MMD is a cerebrovascular disease characterized by progressive stenosis of the intracranial internal carotid arteries and their proximal branches . MMD is most prevalent in East Asia，and is among the major causes of cerebral stroke in adults and children. Generally, most children that suffered from MMD developed cerebral infarction or transient ischemic attack (TIA) . Previous stydies showed Treg cells and TGF-β are involved in pathophysiology of MMD by upregulating the expression of vascular endothelial growth factor (VEGF) which may promote MMD angiogenesis. Moreover，Treg-produced TGF-β can also induce the production of VEGF and stimulate subsequent angiogenesis. The increased of VEGF was positively correlated with TGF-β, suggesting that a functional promotion of TGF-β to the proliferation of vascular endothelial cell that leads to vessels hyperplasia in MMD [27,28,29]. Interestingly, as mentioned previously, the SMAD4 mutations in the individual with MS can also result in increased TGF-β signaling and TGF-β may induce production of VEGF which may lead to abnormal vessels hyperplasia in MMD. We thus hypothesize that vessel abnormality found by our DSA detection could theoretically be a result of molecular abnormality shared by MS pathogenesis, or MMD and MS are just two unrelated diseases.

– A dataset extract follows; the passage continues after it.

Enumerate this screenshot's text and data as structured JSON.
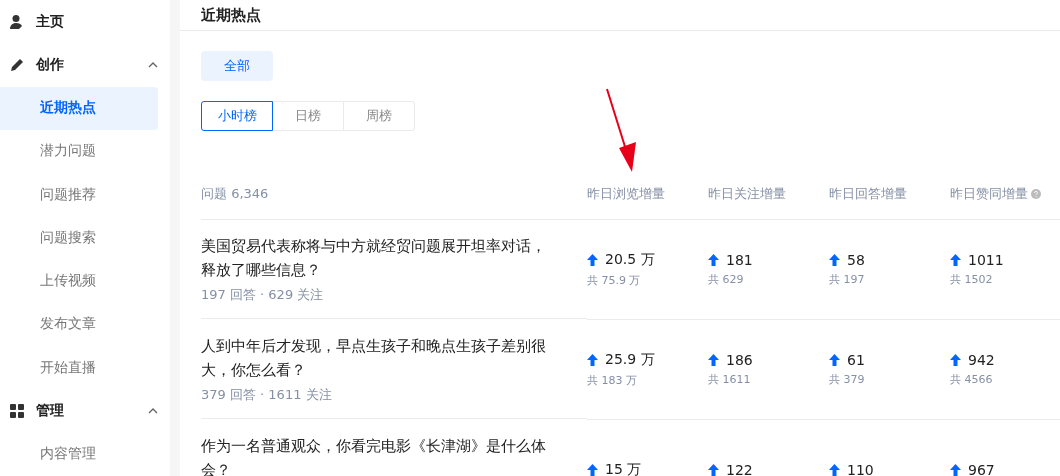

In conclusion, we present an rare comorbidity of MS and MMD in a young female who developed recurrent hemiplegia and seizure aside of classic MS phenotypes. There is the limitation in this study due to a single case report, MS might be associated with angiographic findings of moyamoya vessels. However, precise evidences for a common pathogenesis at molecular level of the two diseases was missing. In our future study，more similar cases should be collected for further study, and animal models should be created to prove whether the two diseases have the same pathway or mechanism.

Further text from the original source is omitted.